Renovascular Hypertension, Surgical Treatment Medication
- Author: Andre Hebra, MD; Chief Editor: Mary C Mancini, MD, PhD more...
Medication Summary
Medical treatment may be necessary to control blood pressure until surgery can be performed. In fact, attempt to reduce the blood pressure prior to surgery to improve the likelihood of a good surgical outcome. After surgery, medical treatment is necessary 25-30% of the time to provide complete resolution of improved or refractory hypertension.
Adrenergic receptor blockers and diuretics are the preferred form of medication. Arterial dilators are also useful in the preoperative management of malignant hypertension. Calcium channel blockers do not seem to be as widely used, and ACE inhibitors are generally avoided because of the potential compromise to renal function.
Adrenergic blocking agents
Class Summary
Adrenergic blockers, those working at both alpha-receptors and beta-receptors, tend to be some of the most effective medicines for prolonged treatment of renovascular hypertension. At low doses, alpha-adrenergic receptor blockers may be used as monotherapy in the treatment of hypertension. At higher doses, they may cause sodium and fluid to accumulate. As a result, concurrent diuretic therapy may be required to maintain the hypotensive effects of the alpha-receptor blockers. Beta-blockers inhibit chronotropic, inotropic, and vasodilatory responses to beta-adrenergic stimulation.
Propranolol (Inderal)
Beta-adrenergic blocking agent. Renin release is enhanced by beta-receptor activation, and chronic beta-blockade consistently suppresses plasma renin activity.
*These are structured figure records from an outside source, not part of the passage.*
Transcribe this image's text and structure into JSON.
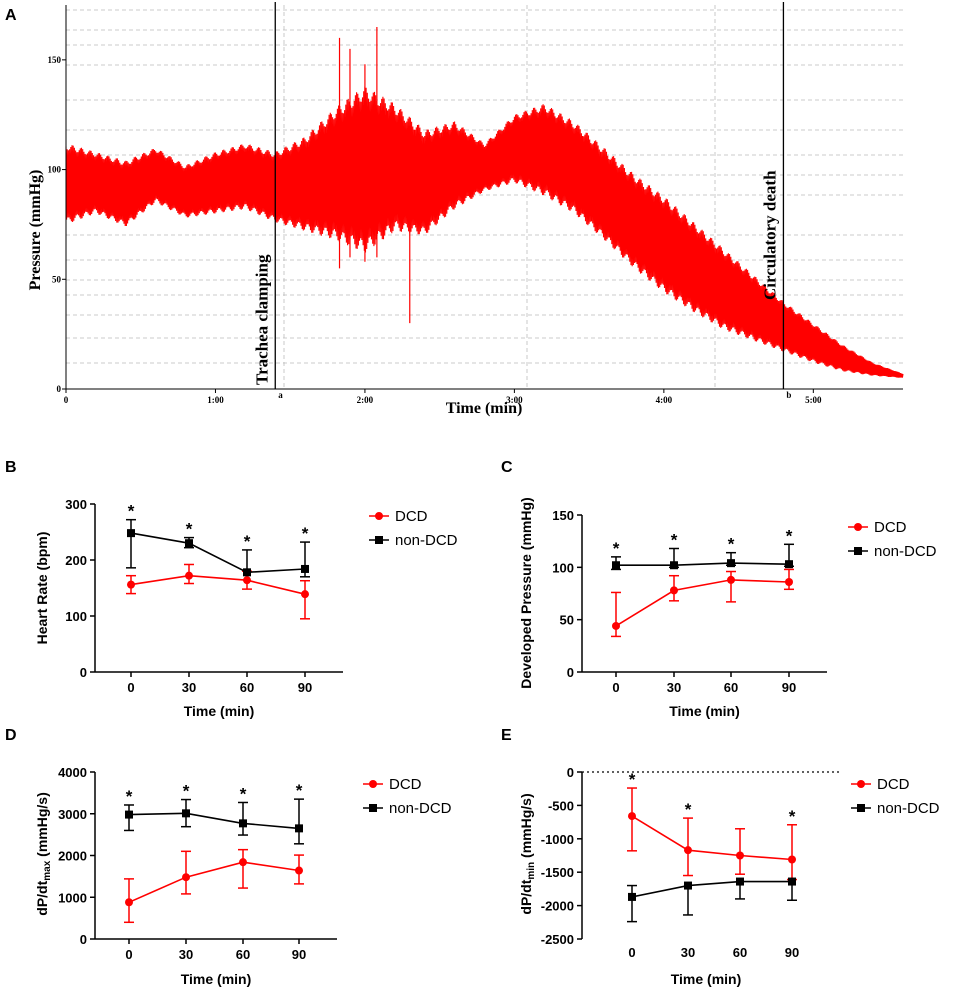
{
  "colors": {
    "dcd": "#ff0000",
    "nondcd": "#000000",
    "trace": "#ff0000",
    "grid": "#bbbbbb"
  },
  "chart_data": [
    {
      "panel": "A",
      "type": "line",
      "title": "",
      "xlabel": "Time (min)",
      "ylabel": "Pressure (mmHg)",
      "x_ticks": [
        "0",
        "1:00",
        "2:00",
        "3:00",
        "4:00",
        "5:00"
      ],
      "y_ticks": [
        "0",
        "50",
        "100",
        "150"
      ],
      "xlim_min": [
        0,
        5.6
      ],
      "ylim": [
        0,
        175
      ],
      "markers": [
        {
          "label": "Trachea clamping",
          "tag": "a",
          "t": 1.4
        },
        {
          "label": "Circulatory death",
          "tag": "b",
          "t": 4.8
        }
      ],
      "envelope": {
        "t": [
          0,
          0.2,
          0.4,
          0.6,
          0.8,
          1.0,
          1.2,
          1.4,
          1.6,
          1.8,
          2.0,
          2.2,
          2.4,
          2.6,
          2.8,
          3.0,
          3.2,
          3.4,
          3.6,
          3.8,
          4.0,
          4.2,
          4.4,
          4.6,
          4.8,
          5.0,
          5.2,
          5.4,
          5.6
        ],
        "upper": [
          112,
          108,
          104,
          110,
          102,
          108,
          112,
          108,
          115,
          128,
          138,
          130,
          118,
          122,
          112,
          125,
          130,
          122,
          110,
          98,
          88,
          76,
          64,
          52,
          40,
          30,
          20,
          12,
          7
        ],
        "lower": [
          75,
          80,
          74,
          85,
          78,
          80,
          82,
          76,
          72,
          68,
          62,
          72,
          70,
          82,
          90,
          94,
          88,
          80,
          68,
          55,
          44,
          35,
          27,
          22,
          17,
          12,
          8,
          6,
          5
        ]
      },
      "spikes": [
        {
          "t": 1.83,
          "low": 55,
          "high": 160
        },
        {
          "t": 1.9,
          "low": 60,
          "high": 155
        },
        {
          "t": 2.08,
          "low": 60,
          "high": 165
        },
        {
          "t": 2.3,
          "low": 30,
          "high": 115
        },
        {
          "t": 2.0,
          "low": 58,
          "high": 148
        }
      ]
    },
    {
      "panel": "B",
      "type": "line",
      "xlabel": "Time (min)",
      "ylabel": "Heart Rate (bpm)",
      "categories": [
        0,
        30,
        60,
        90
      ],
      "ylim": [
        0,
        300
      ],
      "y_ticks": [
        0,
        100,
        200,
        300
      ],
      "series": [
        {
          "name": "DCD",
          "values": [
            156,
            172,
            164,
            139
          ],
          "err_up": [
            16,
            20,
            16,
            24
          ],
          "err_down": [
            16,
            14,
            16,
            44
          ]
        },
        {
          "name": "non-DCD",
          "values": [
            248,
            230,
            178,
            184
          ],
          "err_up": [
            24,
            10,
            40,
            48
          ],
          "err_down": [
            62,
            8,
            0,
            14
          ]
        }
      ],
      "significance": [
        "*",
        "*",
        "*",
        "*"
      ]
    },
    {
      "panel": "C",
      "type": "line",
      "xlabel": "Time (min)",
      "ylabel": "Developed Pressure (mmHg)",
      "categories": [
        0,
        30,
        60,
        90
      ],
      "ylim": [
        0,
        150
      ],
      "y_ticks": [
        0,
        50,
        100,
        150
      ],
      "series": [
        {
          "name": "DCD",
          "values": [
            44,
            78,
            88,
            86
          ],
          "err_up": [
            32,
            14,
            8,
            12
          ],
          "err_down": [
            10,
            10,
            21,
            7
          ]
        },
        {
          "name": "non-DCD",
          "values": [
            102,
            102,
            104,
            103
          ],
          "err_up": [
            8,
            16,
            10,
            19
          ],
          "err_down": [
            4,
            2,
            2,
            2
          ]
        }
      ],
      "significance": [
        "*",
        "*",
        "*",
        "*"
      ]
    },
    {
      "panel": "D",
      "type": "line",
      "xlabel": "Time (min)",
      "ylabel": "dP/dtmax (mmHg/s)",
      "ylabel_main": "dP/dt",
      "ylabel_sub": "max",
      "ylabel_unit": "(mmHg/s)",
      "categories": [
        0,
        30,
        60,
        90
      ],
      "ylim": [
        0,
        4000
      ],
      "y_ticks": [
        0,
        1000,
        2000,
        3000,
        4000
      ],
      "series": [
        {
          "name": "DCD",
          "values": [
            880,
            1480,
            1840,
            1640
          ],
          "err_up": [
            560,
            620,
            300,
            370
          ],
          "err_down": [
            480,
            400,
            620,
            320
          ]
        },
        {
          "name": "non-DCD",
          "values": [
            2980,
            3010,
            2770,
            2650
          ],
          "err_up": [
            230,
            330,
            500,
            700
          ],
          "err_down": [
            380,
            320,
            280,
            370
          ]
        }
      ],
      "significance": [
        "*",
        "*",
        "*",
        "*"
      ]
    },
    {
      "panel": "E",
      "type": "line",
      "xlabel": "Time (min)",
      "ylabel": "dP/dtmin (mmHg/s)",
      "ylabel_main": "dP/dt",
      "ylabel_sub": "min",
      "ylabel_unit": "(mmHg/s)",
      "categories": [
        0,
        30,
        60,
        90
      ],
      "ylim": [
        -2500,
        0
      ],
      "y_ticks": [
        0,
        -500,
        -1000,
        -1500,
        -2000,
        -2500
      ],
      "series": [
        {
          "name": "DCD",
          "values": [
            -660,
            -1170,
            -1250,
            -1310
          ],
          "err_up": [
            420,
            480,
            400,
            520
          ],
          "err_down": [
            520,
            380,
            280,
            300
          ]
        },
        {
          "name": "non-DCD",
          "values": [
            -1870,
            -1700,
            -1640,
            -1640
          ],
          "err_up": [
            170,
            0,
            0,
            0
          ],
          "err_down": [
            370,
            440,
            260,
            280
          ]
        }
      ],
      "significance": [
        "*",
        "*",
        "",
        "*"
      ]
    }
  ]
}
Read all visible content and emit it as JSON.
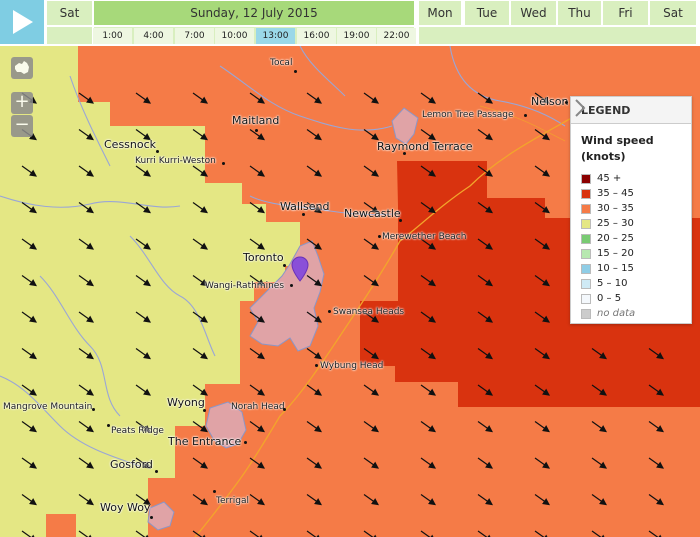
{
  "playback": {
    "icon": "play-icon"
  },
  "days": {
    "prev": "Sat",
    "current": "Sunday, 12 July 2015",
    "next": [
      "Mon",
      "Tue",
      "Wed",
      "Thu",
      "Fri",
      "Sat"
    ]
  },
  "hours": {
    "labels": [
      "1:00",
      "4:00",
      "7:00",
      "10:00",
      "13:00",
      "16:00",
      "19:00",
      "22:00"
    ],
    "selected": "13:00"
  },
  "map_controls": {
    "layers_icon": "australia-map-icon",
    "zoom_in": "+",
    "zoom_out": "−"
  },
  "legend": {
    "title": "LEGEND",
    "toggle_icon": "chevron-right-icon",
    "variable": "Wind speed (knots)",
    "items": [
      {
        "label": "45 +",
        "color": "#8b0000"
      },
      {
        "label": "35 – 45",
        "color": "#d9330f"
      },
      {
        "label": "30 – 35",
        "color": "#f57b47"
      },
      {
        "label": "25 – 30",
        "color": "#e4e784"
      },
      {
        "label": "20 – 25",
        "color": "#79cb73"
      },
      {
        "label": "15 – 20",
        "color": "#b7e8b0"
      },
      {
        "label": "10 – 15",
        "color": "#8fcde6"
      },
      {
        "label": "5 – 10",
        "color": "#cfeaf5"
      },
      {
        "label": "0 – 5",
        "color": "#f4f8fc"
      },
      {
        "label": "no data",
        "color": "#cccccc"
      }
    ]
  },
  "map": {
    "wind_direction_icon": "arrow-southeast-icon",
    "marker_icon": "location-pin-icon",
    "towns": {
      "maitland": "Maitland",
      "cessnock": "Cessnock",
      "raymond_terrace": "Raymond Terrace",
      "wallsend": "Wallsend",
      "newcastle": "Newcastle",
      "toronto": "Toronto",
      "wyong": "Wyong",
      "the_entrance": "The Entrance",
      "gosford": "Gosford",
      "woy_woy": "Woy Woy",
      "nelson": "Nelson"
    },
    "places": {
      "tocal": "Tocal",
      "lemon_tree_passage": "Lemon Tree Passage",
      "kurri_kurri": "Kurri Kurri-Weston",
      "merewether_beach": "Merewether Beach",
      "wangi_rathmines": "Wangi-Rathmines",
      "swansea_heads": "Swansea Heads",
      "wybung_head": "Wybung Head",
      "norah_head": "Norah Head",
      "mangrove_mountain": "Mangrove Mountain",
      "peats_ridge": "Peats Ridge",
      "terrigal": "Terrigal"
    }
  }
}
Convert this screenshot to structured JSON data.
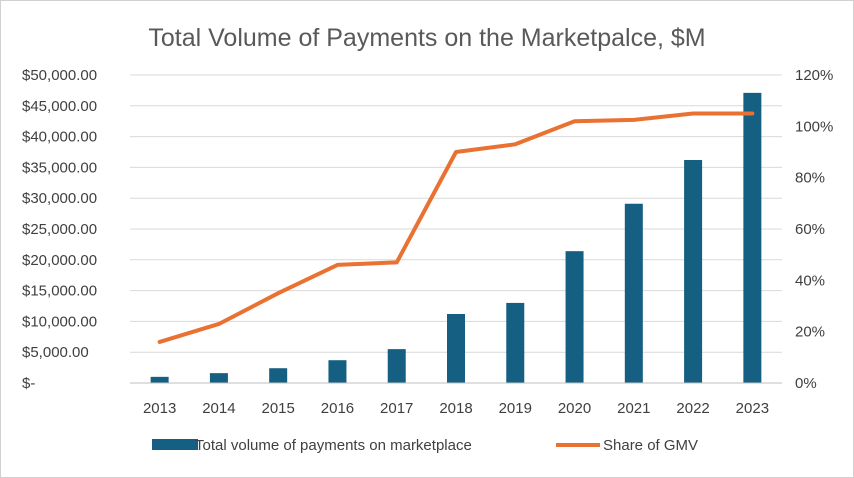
{
  "chart_data": {
    "type": "bar",
    "title": "Total Volume of Payments on the Marketpalce, $M",
    "categories": [
      "2013",
      "2014",
      "2015",
      "2016",
      "2017",
      "2018",
      "2019",
      "2020",
      "2021",
      "2022",
      "2023"
    ],
    "series": [
      {
        "name": "Total volume of payments on marketplace",
        "type": "bar",
        "axis": "left",
        "color": "#156082",
        "values": [
          1000,
          1600,
          2400,
          3700,
          5500,
          11200,
          13000,
          21400,
          29100,
          36200,
          47100
        ]
      },
      {
        "name": "Share of GMV",
        "type": "line",
        "axis": "right",
        "color": "#E97132",
        "values": [
          16,
          23,
          35,
          46,
          47,
          90,
          93,
          102,
          102.5,
          105,
          105
        ]
      }
    ],
    "y_left": {
      "min": 0,
      "max": 50000,
      "tick_labels": [
        "$-",
        "$5,000.00",
        "$10,000.00",
        "$15,000.00",
        "$20,000.00",
        "$25,000.00",
        "$30,000.00",
        "$35,000.00",
        "$40,000.00",
        "$45,000.00",
        "$50,000.00"
      ]
    },
    "y_right": {
      "min": 0,
      "max": 120,
      "tick_labels": [
        "0%",
        "20%",
        "40%",
        "60%",
        "80%",
        "100%",
        "120%"
      ]
    },
    "grid": true,
    "legend": "bottom"
  }
}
Labetalol (Normodyne, Trandate)
Blocks beta1-adrenergic, alpha-adrenergic, and beta2-adrenergic receptor sites.
Metoprolol (Lopressor)
Selective beta1-adrenergic receptor blocker that decreases automaticity of contractions. During IV administration, carefully monitor blood pressure, heart rate, and ECG. No dosage adjustment is required with renal failure.
Atenolol (Tenormin)
Selectively blocks beta1-receptors with little or no effect on beta2 types.
Phentolamine (Regitine)
Alpha1-adrenergic and alpha2-adrenergic blocking agent that antagonizes circulating epinephrine and norepinephrine action, reducing hypertension that results from catecholamine effects on the alpha-receptors.
Phenoxybenzamine (Dibenzyline)
Noncompetitive alpha-adrenergic blocker.
Prazosin (Minipress)
Alpha-receptor blocker.
Diuretics
Class Summary
These agents promote excretion of water and electrolytes by the kidneys. They are used to treat heart failure or hepatic, renal, or pulmonary disease when sodium and water retention has resulted in edema or ascites. They may be used as monotherapy or combination therapy to treat hypertension. Diuretics may be helpful in the medical treatment of renovascular hypertension. Thiazide diuretics are preferred.
Hydrochlorothiazide (HydroDIURIL, Esidrix)
Inhibits reabsorption of sodium in distal tubules, causing increased excretion of sodium, water, potassium, and hydrogen ions.
Arterial vasodilators
Class Summary
Arterial vasodilators may be useful in the short-term management of renovascular hypertension prior to surgery. Nitroprusside is especially useful for this purpose.
Nitroprusside (Nitropress)
Produces vasodilation and increases inotropic activity of the heart. At higher dosages, it may exacerbate myocardial ischemia by increasing the heart rate.
Renin-angiotensin inhibiting agents
Class Summary
ACE inhibitors have been used by some in the control of renovascular hypertension. However, ACE inhibitors increase the risk of decreased renal function. Although this is usually reversible, their use is generally avoided until definitive therapy has been attempted. Renal blood flow is maintained as a balance of both angiotensin-II–induced vasoconstriction and prostaglandin-mediated vasodilation. With ACE inhibitor therapy, kidney perfusion is increased and renal vascular resistance is decreased. ACE inhibitors induce vasodilation in both afferent and efferent arterioles. Glomerular filtration rate (GFR) generally increases. However, in hypoperfusion states (eg, renal artery stenosis, aggressive diuresis, decompensated congestive heart failure), GFR is likely to fall because of unopposed prostaglandin vasodilation.
Captopril (Capoten)
Prevents conversion of angiotensin I to angiotensin II, a potent vasoconstrictor, resulting in lower aldosterone secretion. Most commonly used ACE inhibitor.
Enalapril (Vasotec)
Competitive inhibitor of ACE. Reduces angiotensin II levels, decreasing aldosterone secretion.